Dienstag, 17. Januar 2017

Gedanken über das vereinte Europa

Noch keine dreißig Jahre ist es her, da durchschnitt ein tödlicher sogenannter „Eiserner Vorhang“ unser Europa und trennte es in zwei Hälften. Eine friedliche Revolution der Menschen, die im unfreien Teil dieses Europa lebten, ebneten den Weg zu einem freien, geeinten Europa.
Vor 25 Jahren schlossen sich Staaten, die sich jahrhundertelang heftig bekriegt, den Kontinent mehrmals in Schutt und Asche gebrannt hatten, zu einem vereinten, friedlichen Europa zusammen. Was als eines der größten Menschheitsprojekte zur Sicherung des Friedens begann, ist 25 Jahre später durch tiefe Risse beschädigt. Risse der Trägheit, der Selbstverständlichkeit, des Überdrusses. Eine Zerrissenheit der europäischen Staaten, die in den Augen ihrer Bürger nichts weiter als eine Wirtschaftsunion, eine monetäre Zweckgemeinschaft bilden.
25 Jahre gestalteten die Menschen im vereinten Europa ihre Zukunft in Freiheit und Selbstbestimmung. Und in Frieden. Wie konnte es geschehen, dass dieses einst so mutige und visionäre Projekt auf wachsende Verachtung stößt – sowohl von außen als auch von innen? In welcher neuen Welt ist es möglich, die Grundfeste dieser Gemeinschaftsburg, die für Wohlstand, Wohlfahrt und Schutz vor einem neuen großen Krieg sorgen sollte, abzutragen, Stück für Stück zu schleifen?
Europa hat Fehler gemacht.
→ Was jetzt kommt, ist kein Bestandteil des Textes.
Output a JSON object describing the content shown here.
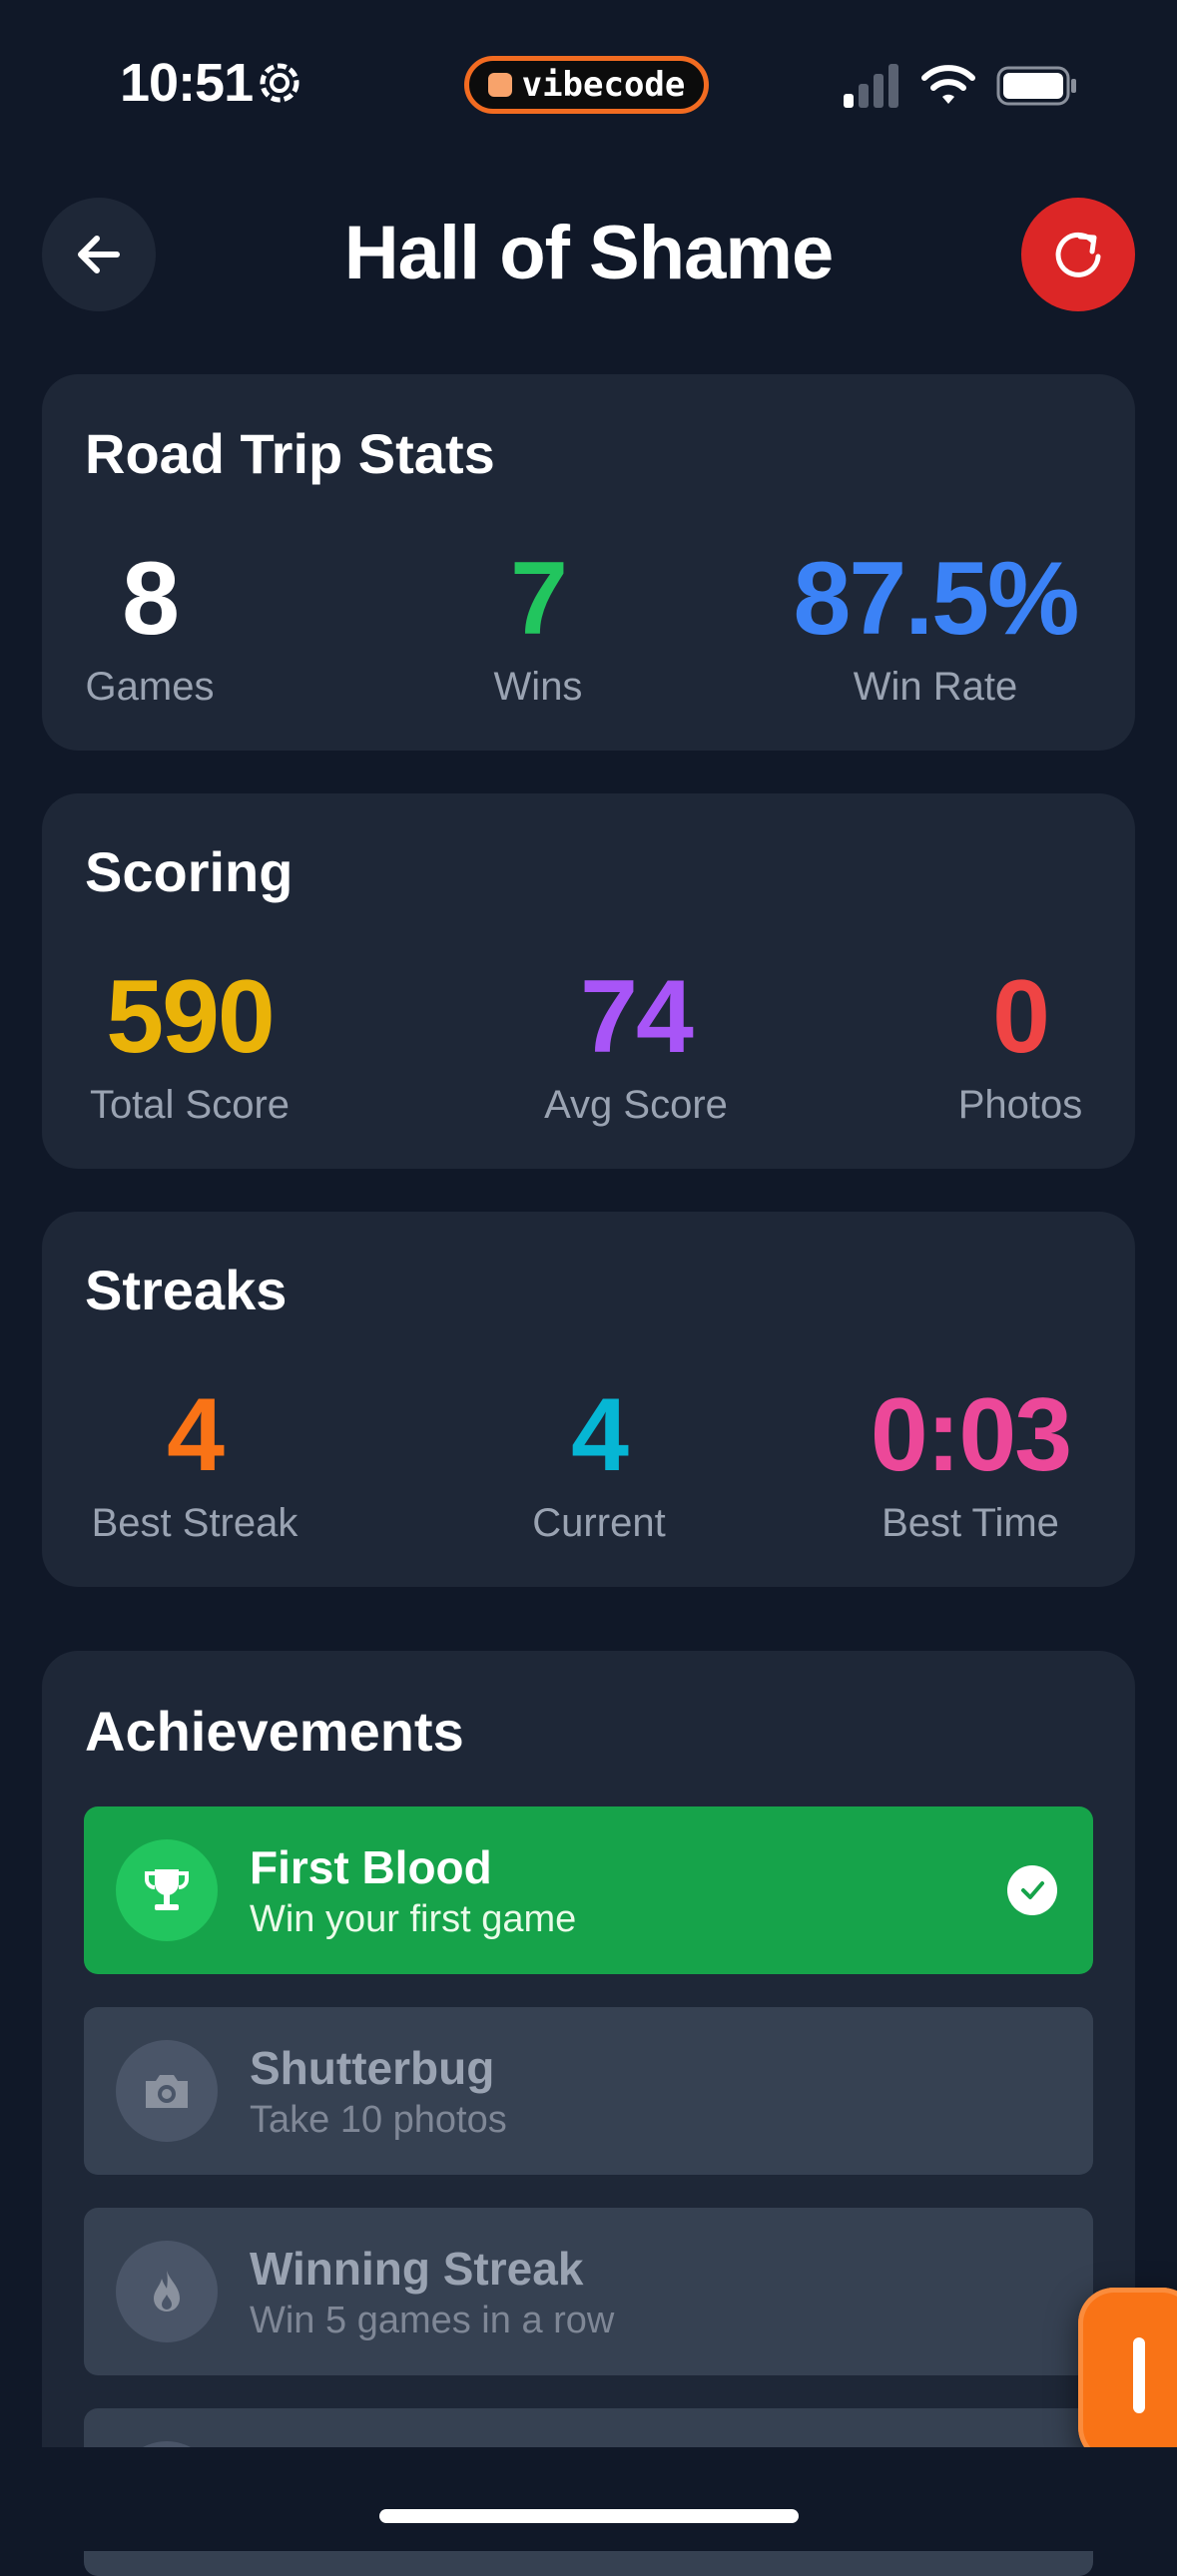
{
  "status_bar": {
    "time": "10:51",
    "app_pill": "vibecode"
  },
  "header": {
    "title": "Hall of Shame"
  },
  "road_trip": {
    "title": "Road Trip Stats",
    "stats": [
      {
        "value": "8",
        "label": "Games",
        "color": "#ffffff"
      },
      {
        "value": "7",
        "label": "Wins",
        "color": "#22c55e"
      },
      {
        "value": "87.5%",
        "label": "Win Rate",
        "color": "#3b82f6"
      }
    ]
  },
  "scoring": {
    "title": "Scoring",
    "stats": [
      {
        "value": "590",
        "label": "Total Score",
        "color": "#eab308"
      },
      {
        "value": "74",
        "label": "Avg Score",
        "color": "#a855f7"
      },
      {
        "value": "0",
        "label": "Photos",
        "color": "#ef4444"
      }
    ]
  },
  "streaks": {
    "title": "Streaks",
    "stats": [
      {
        "value": "4",
        "label": "Best Streak",
        "color": "#f97316"
      },
      {
        "value": "4",
        "label": "Current",
        "color": "#06b6d4"
      },
      {
        "value": "0:03",
        "label": "Best Time",
        "color": "#ec4899"
      }
    ]
  },
  "achievements": {
    "title": "Achievements",
    "items": [
      {
        "title": "First Blood",
        "desc": "Win your first game",
        "icon": "trophy-icon",
        "unlocked": true
      },
      {
        "title": "Shutterbug",
        "desc": "Take 10 photos",
        "icon": "camera-icon",
        "unlocked": false
      },
      {
        "title": "Winning Streak",
        "desc": "Win 5 games in a row",
        "icon": "flame-icon",
        "unlocked": false
      }
    ]
  }
}
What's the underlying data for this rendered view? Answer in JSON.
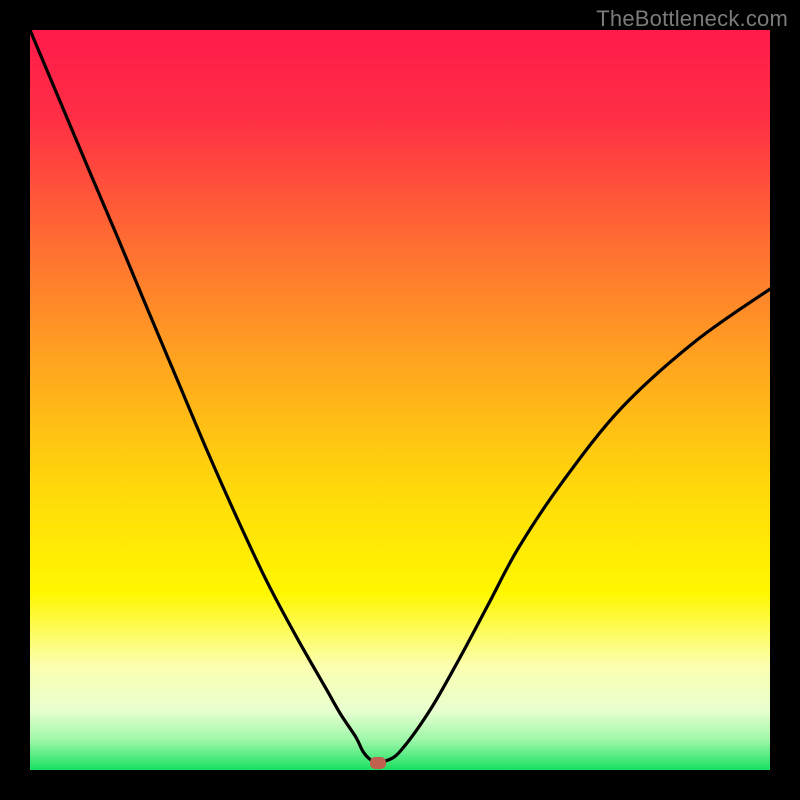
{
  "watermark": "TheBottleneck.com",
  "chart_data": {
    "type": "line",
    "title": "",
    "xlabel": "",
    "ylabel": "",
    "xlim": [
      0,
      100
    ],
    "ylim": [
      0,
      100
    ],
    "grid": false,
    "legend": false,
    "gradient_stops": [
      {
        "pct": 0,
        "color": "#ff1a4b"
      },
      {
        "pct": 12,
        "color": "#ff2f45"
      },
      {
        "pct": 28,
        "color": "#ff6a33"
      },
      {
        "pct": 45,
        "color": "#ffa51f"
      },
      {
        "pct": 62,
        "color": "#ffd90a"
      },
      {
        "pct": 76,
        "color": "#fff700"
      },
      {
        "pct": 86,
        "color": "#fbffb0"
      },
      {
        "pct": 92,
        "color": "#e8ffd0"
      },
      {
        "pct": 96,
        "color": "#9cf7a8"
      },
      {
        "pct": 100,
        "color": "#18e060"
      }
    ],
    "series": [
      {
        "name": "bottleneck-curve",
        "color": "#000000",
        "x": [
          0,
          4,
          8,
          12,
          16,
          20,
          24,
          28,
          32,
          36,
          40,
          42,
          44,
          45,
          46,
          47,
          48,
          50,
          54,
          58,
          62,
          66,
          72,
          80,
          90,
          100
        ],
        "y": [
          100,
          90.5,
          81,
          71.6,
          62,
          52.5,
          43,
          34,
          25.5,
          18,
          11,
          7.5,
          4.5,
          2.5,
          1.4,
          1.0,
          1.2,
          2.5,
          8,
          15,
          22.5,
          30,
          39,
          49,
          58,
          65
        ]
      }
    ],
    "marker": {
      "x": 47,
      "y": 1.0,
      "color": "#c0614f"
    }
  }
}
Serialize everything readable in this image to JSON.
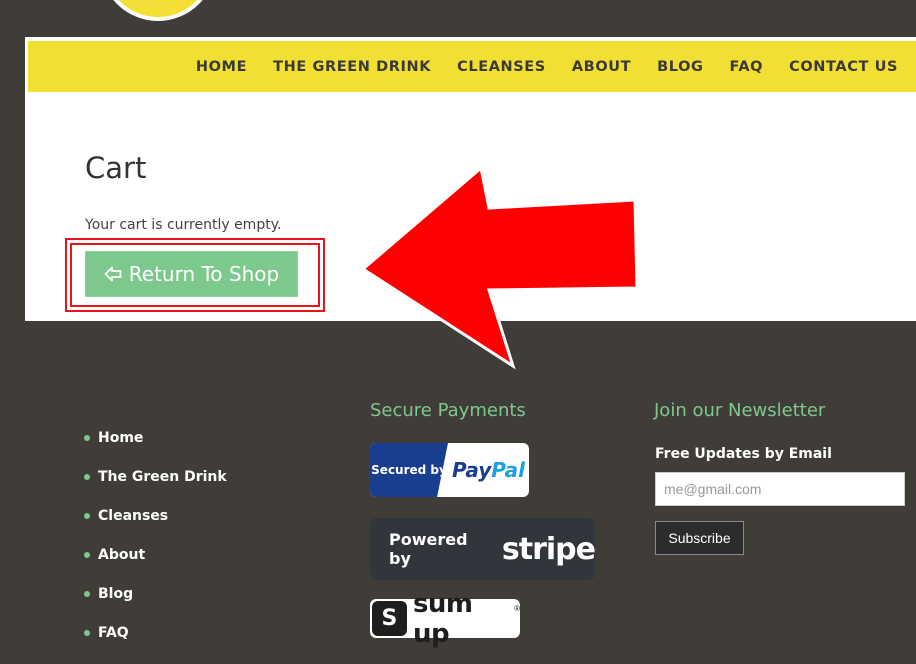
{
  "nav": {
    "items": [
      "HOME",
      "THE GREEN DRINK",
      "CLEANSES",
      "ABOUT",
      "BLOG",
      "FAQ",
      "CONTACT US"
    ]
  },
  "cart": {
    "title": "Cart",
    "empty_message": "Your cart is currently empty.",
    "return_button": "Return To Shop",
    "return_icon": "arrow-left-outline-icon"
  },
  "annotation": {
    "arrow_color": "#ff0000",
    "highlight_color": "#e8141b"
  },
  "footer": {
    "menu": {
      "items": [
        "Home",
        "The Green Drink",
        "Cleanses",
        "About",
        "Blog",
        "FAQ"
      ]
    },
    "payments": {
      "title": "Secure Payments",
      "paypal_prefix": "Secured by",
      "paypal_pay": "Pay",
      "paypal_pal": "Pal",
      "stripe_prefix": "Powered by",
      "stripe_word": "stripe",
      "sumup_mark": "S",
      "sumup_word": "sum up",
      "sumup_reg": "®"
    },
    "newsletter": {
      "title": "Join our Newsletter",
      "label": "Free Updates by Email",
      "placeholder": "me@gmail.com",
      "button": "Subscribe"
    }
  },
  "colors": {
    "background": "#403d39",
    "nav_yellow": "#f2df33",
    "accent_green": "#7dc88c",
    "paypal_blue": "#1a3e8f"
  }
}
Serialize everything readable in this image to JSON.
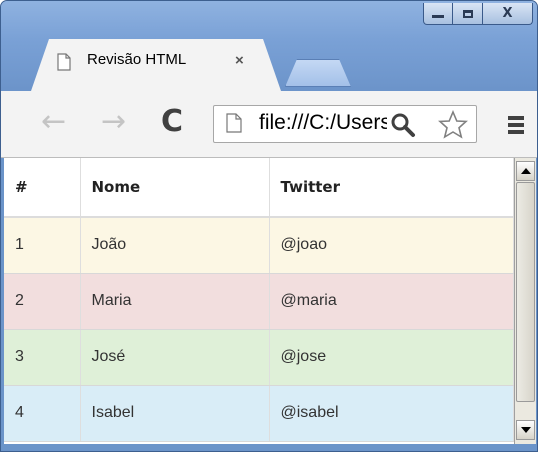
{
  "window": {
    "controls": {
      "minimize": "minimize",
      "maximize": "maximize",
      "close": "X"
    }
  },
  "tab": {
    "title": "Revisão HTML",
    "close_glyph": "×",
    "icon": "page-icon"
  },
  "toolbar": {
    "back_glyph": "←",
    "forward_glyph": "→",
    "reload_glyph": "C",
    "url": "file:///C:/Users",
    "zoom_icon": "zoom-icon",
    "star_icon": "star-icon",
    "menu_icon": "menu-icon"
  },
  "table": {
    "headers": [
      "#",
      "Nome",
      "Twitter"
    ],
    "rows": [
      {
        "num": "1",
        "nome": "João",
        "twitter": "@joao",
        "color": "#fcf7e4"
      },
      {
        "num": "2",
        "nome": "Maria",
        "twitter": "@maria",
        "color": "#f2dede"
      },
      {
        "num": "3",
        "nome": "José",
        "twitter": "@jose",
        "color": "#dff0d8"
      },
      {
        "num": "4",
        "nome": "Isabel",
        "twitter": "@isabel",
        "color": "#d9edf7"
      }
    ]
  },
  "colors": {
    "titlebar": "#7aa1d6",
    "toolbar": "#f3f3f3"
  }
}
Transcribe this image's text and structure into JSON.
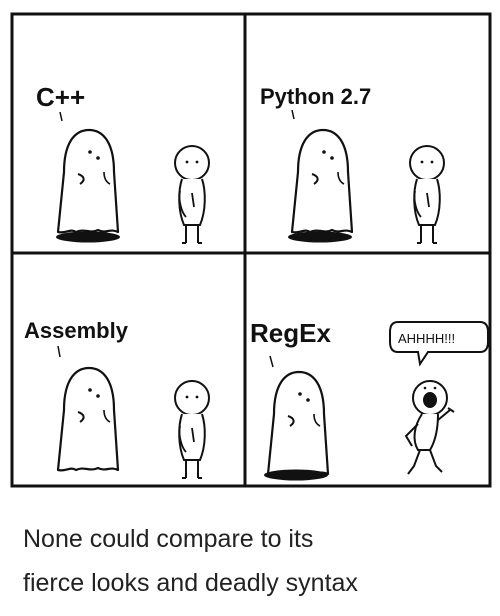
{
  "panels": [
    {
      "label": "C++"
    },
    {
      "label": "Python 2.7"
    },
    {
      "label": "Assembly"
    },
    {
      "label": "RegEx",
      "speech": "AHHHH!!!"
    }
  ],
  "caption": {
    "line1": "None could compare to its",
    "line2": "fierce looks and deadly syntax"
  }
}
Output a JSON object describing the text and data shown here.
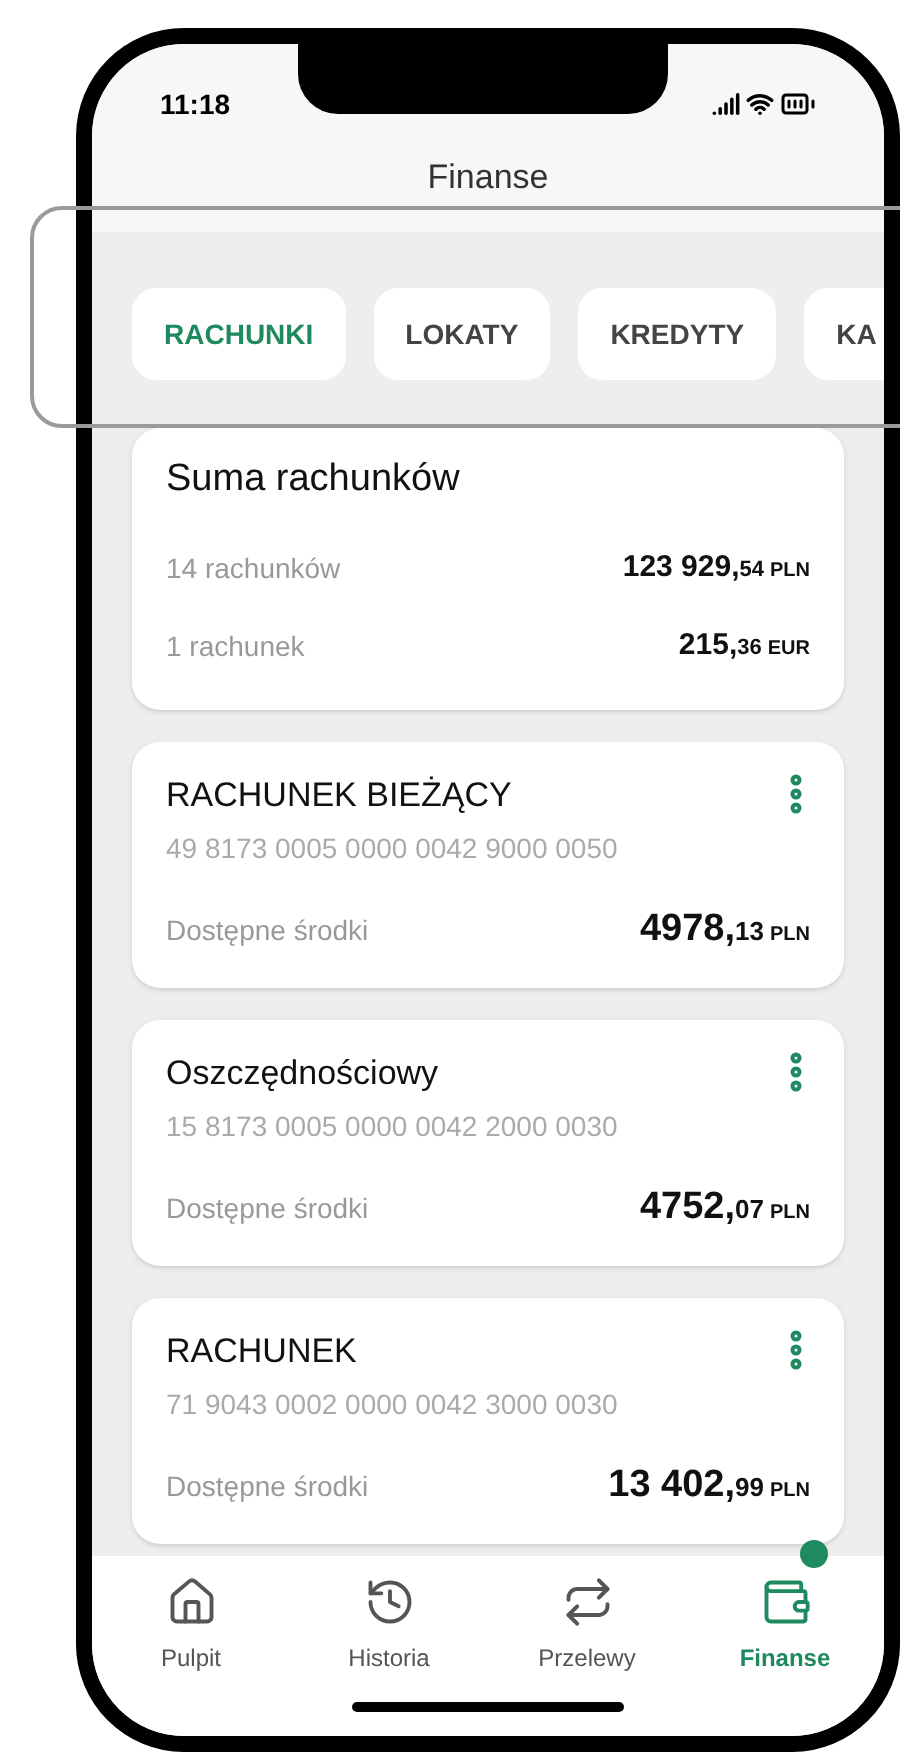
{
  "status_bar": {
    "time": "11:18"
  },
  "header": {
    "title": "Finanse"
  },
  "tabs": [
    {
      "label": "RACHUNKI",
      "selected": true
    },
    {
      "label": "LOKATY",
      "selected": false
    },
    {
      "label": "KREDYTY",
      "selected": false
    },
    {
      "label": "KA",
      "selected": false
    }
  ],
  "summary": {
    "title": "Suma rachunków",
    "rows": [
      {
        "label": "14 rachunków",
        "amount": "123 929,",
        "fraction": "54",
        "currency": "PLN"
      },
      {
        "label": "1 rachunek",
        "amount": "215,",
        "fraction": "36",
        "currency": "EUR"
      }
    ]
  },
  "accounts": [
    {
      "name": "RACHUNEK BIEŻĄCY",
      "number": "49 8173 0005 0000 0042 9000 0050",
      "balance_label": "Dostępne środki",
      "amount": "4978,",
      "fraction": "13",
      "currency": "PLN"
    },
    {
      "name": "Oszczędnościowy",
      "number": "15 8173 0005 0000 0042 2000 0030",
      "balance_label": "Dostępne środki",
      "amount": "4752,",
      "fraction": "07",
      "currency": "PLN"
    },
    {
      "name": "RACHUNEK",
      "number": "71 9043 0002 0000 0042 3000 0030",
      "balance_label": "Dostępne środki",
      "amount": "13 402,",
      "fraction": "99",
      "currency": "PLN"
    }
  ],
  "nav": [
    {
      "label": "Pulpit",
      "kind": "home",
      "selected": false
    },
    {
      "label": "Historia",
      "kind": "history",
      "selected": false
    },
    {
      "label": "Przelewy",
      "kind": "transfer",
      "selected": false
    },
    {
      "label": "Finanse",
      "kind": "wallet",
      "selected": true
    }
  ]
}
Vielleicht war die Vision eines geeinigten Kontinents eine zu große Utopie. Aber das in den 25 Jahren und den Jahrzehnten zuvor bis heute erreichte aufzugeben, kann nicht weniger als DER Kardinalsfehler einer ganzen Generation, wenn nicht sogar vieler folgender sein.
Mit dem Erstarken autoritärer Präsidialstaaten wie zuletzt in Russland, aktuell in der Türkei - wer schließt nach den neuesten Ereignissen mit Gewissheit die USA aus ?– nach all den Erdbeben auf der politischen Landkarte bliebe die EU als die letzte wichtige Konstante der Demokratie zurück. Wenn... Wenn sie den Zersetzungsversuchen von außen, von Trump bis Putin standzuhalten vermag. Wonach es gerade nicht aussieht.

Europa ist fett und träge geworden von seiner Freiheit. Alles deutet darauf hin, dass wir die erste Generation seit dem (kalten) Krieg sind, die ihre Demokratie, ihre Werte, ihre Freiheit verteidigen werden müssen. Noch ist unklar, ob unsere Generation dazu fähig sein kann. Oder ob sie sich, in Trägheit und Passivität ergeben, den Kräften, die längst ihre Zersetzungsarbeit begonnen haben, ergeben werden.